Women realize that after menopause women do not have periods. We technically run out of eggs to form the structures such as the follicle and corpus luteum which produce hormones and we are unable to ovulate or produce an egg at all. So there are no more cycles and at menopause women stop having these monthly bleeds called periods. But many of us have just come to call any bleeding episodes that act like periods and feel like periods: a period. It is true there might be that last fling ovulation or so.
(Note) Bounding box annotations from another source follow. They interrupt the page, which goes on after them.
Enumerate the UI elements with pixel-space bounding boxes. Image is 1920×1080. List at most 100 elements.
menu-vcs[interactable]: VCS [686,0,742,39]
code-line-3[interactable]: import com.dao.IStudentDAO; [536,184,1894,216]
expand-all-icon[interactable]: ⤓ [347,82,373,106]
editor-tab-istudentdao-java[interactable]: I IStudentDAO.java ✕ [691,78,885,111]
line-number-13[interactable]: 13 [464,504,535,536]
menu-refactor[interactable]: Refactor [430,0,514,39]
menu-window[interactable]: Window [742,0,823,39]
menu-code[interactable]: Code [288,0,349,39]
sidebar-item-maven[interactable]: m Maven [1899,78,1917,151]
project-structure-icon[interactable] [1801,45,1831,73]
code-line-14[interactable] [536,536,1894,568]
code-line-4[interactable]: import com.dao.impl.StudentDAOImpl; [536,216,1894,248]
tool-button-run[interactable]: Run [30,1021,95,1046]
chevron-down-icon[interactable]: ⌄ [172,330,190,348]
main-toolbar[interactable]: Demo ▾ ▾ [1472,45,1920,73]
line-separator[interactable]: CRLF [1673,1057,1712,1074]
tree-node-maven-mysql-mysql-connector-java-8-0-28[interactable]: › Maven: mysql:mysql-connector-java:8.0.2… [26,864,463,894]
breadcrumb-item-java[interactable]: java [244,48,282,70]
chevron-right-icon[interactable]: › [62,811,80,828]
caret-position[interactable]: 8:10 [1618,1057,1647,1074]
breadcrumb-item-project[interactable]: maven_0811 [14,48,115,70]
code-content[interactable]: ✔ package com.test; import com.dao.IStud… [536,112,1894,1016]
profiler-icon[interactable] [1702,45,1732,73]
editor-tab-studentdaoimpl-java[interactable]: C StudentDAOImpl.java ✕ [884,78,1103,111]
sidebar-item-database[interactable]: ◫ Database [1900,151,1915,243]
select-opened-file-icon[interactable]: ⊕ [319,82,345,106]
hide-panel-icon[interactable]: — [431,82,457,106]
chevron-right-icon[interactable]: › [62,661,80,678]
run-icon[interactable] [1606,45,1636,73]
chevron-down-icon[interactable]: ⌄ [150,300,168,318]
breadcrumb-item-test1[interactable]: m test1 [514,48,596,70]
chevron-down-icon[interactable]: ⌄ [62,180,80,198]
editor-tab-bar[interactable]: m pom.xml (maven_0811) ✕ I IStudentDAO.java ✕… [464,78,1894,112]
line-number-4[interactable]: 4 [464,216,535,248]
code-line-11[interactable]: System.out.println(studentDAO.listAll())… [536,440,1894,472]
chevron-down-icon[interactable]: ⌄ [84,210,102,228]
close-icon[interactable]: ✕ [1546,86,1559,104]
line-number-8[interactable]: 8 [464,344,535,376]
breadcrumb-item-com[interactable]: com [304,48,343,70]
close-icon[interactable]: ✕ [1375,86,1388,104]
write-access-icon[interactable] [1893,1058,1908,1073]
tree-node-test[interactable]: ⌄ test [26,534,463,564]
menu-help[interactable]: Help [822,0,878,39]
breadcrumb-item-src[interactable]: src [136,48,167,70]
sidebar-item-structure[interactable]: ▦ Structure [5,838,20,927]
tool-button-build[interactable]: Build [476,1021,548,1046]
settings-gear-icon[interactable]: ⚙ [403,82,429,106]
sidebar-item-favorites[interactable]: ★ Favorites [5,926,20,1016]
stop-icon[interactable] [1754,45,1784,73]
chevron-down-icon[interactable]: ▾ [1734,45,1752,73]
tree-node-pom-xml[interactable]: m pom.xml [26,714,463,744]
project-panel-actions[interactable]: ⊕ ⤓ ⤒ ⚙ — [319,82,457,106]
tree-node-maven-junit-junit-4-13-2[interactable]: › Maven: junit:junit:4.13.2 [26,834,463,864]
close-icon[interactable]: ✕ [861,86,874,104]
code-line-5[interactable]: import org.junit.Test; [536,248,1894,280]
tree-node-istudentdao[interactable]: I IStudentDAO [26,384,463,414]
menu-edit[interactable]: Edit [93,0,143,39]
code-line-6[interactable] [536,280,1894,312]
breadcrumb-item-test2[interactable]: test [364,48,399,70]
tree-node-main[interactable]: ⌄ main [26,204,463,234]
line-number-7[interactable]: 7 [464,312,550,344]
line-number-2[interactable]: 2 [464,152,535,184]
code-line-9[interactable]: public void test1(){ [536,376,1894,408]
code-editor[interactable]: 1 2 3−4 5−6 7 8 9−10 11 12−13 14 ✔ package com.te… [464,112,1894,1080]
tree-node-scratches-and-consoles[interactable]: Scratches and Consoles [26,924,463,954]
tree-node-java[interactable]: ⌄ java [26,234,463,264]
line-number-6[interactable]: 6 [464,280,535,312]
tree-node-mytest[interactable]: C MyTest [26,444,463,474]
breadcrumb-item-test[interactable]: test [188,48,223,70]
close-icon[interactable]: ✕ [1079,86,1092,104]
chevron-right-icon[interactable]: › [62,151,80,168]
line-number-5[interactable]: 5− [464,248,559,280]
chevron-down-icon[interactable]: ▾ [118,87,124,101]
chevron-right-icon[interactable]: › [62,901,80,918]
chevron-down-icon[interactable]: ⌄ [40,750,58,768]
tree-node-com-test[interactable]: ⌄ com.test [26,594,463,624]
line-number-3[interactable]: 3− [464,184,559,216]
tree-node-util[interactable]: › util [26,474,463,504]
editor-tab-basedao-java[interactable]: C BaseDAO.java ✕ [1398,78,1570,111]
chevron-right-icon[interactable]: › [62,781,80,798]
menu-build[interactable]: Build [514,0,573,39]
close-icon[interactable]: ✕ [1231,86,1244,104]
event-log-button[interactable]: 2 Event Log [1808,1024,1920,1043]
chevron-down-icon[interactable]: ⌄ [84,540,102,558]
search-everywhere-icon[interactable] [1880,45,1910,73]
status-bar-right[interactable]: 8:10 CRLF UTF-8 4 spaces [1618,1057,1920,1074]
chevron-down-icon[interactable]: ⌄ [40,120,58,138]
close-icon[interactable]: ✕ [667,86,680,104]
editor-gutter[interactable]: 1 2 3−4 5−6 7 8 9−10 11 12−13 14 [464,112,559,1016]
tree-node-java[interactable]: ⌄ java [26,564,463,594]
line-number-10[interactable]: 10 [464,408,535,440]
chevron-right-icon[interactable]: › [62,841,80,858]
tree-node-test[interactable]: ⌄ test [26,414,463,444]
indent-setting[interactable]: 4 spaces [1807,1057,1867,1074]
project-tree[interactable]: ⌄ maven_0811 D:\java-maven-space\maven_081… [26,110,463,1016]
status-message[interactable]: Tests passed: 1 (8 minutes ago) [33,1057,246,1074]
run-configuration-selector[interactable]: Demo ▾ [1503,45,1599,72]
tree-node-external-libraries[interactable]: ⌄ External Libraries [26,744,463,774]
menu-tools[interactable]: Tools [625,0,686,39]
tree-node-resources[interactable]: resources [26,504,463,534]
But then again, technically, that is not really menopause, but perimenopause. Your gyno will call this post-menopausal bleeding, and in the back of her mind, a bit of a red flag. She will want to know more. Statistics show that 10 to 15% of women who bleed  during menopause, when bleeding should have already stopped, will have lining cancer of the uterus. So investigations must be undertaken to make sure you don't have a treatable condition of the uterus that is causing bleeding. The tests that need to be done should include pelvic ultrasound, with or without 3-D ultrasound, endometrial biopsy, hysteroscopy, and/or dilatation and curettage. My favorite hysteroscope is the 3 mm flexible video hysteroscope that can be used in the office under local so that the patient can view the procedure should she choose to, but women in menopause often will have tightly closed cervical tissue that make the procedure, even with this tiny scope, more difficult. CT scans and MRIs are not usually used for primary diagnosis and blood testing isn't really helpful as a first line either. A piece of tissue under the microsope is what is important for that first step which is the diagnosis. And maybe you really are having, just a period!


  1. You are right: the processes during and after menopause are certainly more complicated than what most women think. Seeking professional help should be on top of everybody's list when an unusual feeling sets their bodies unease.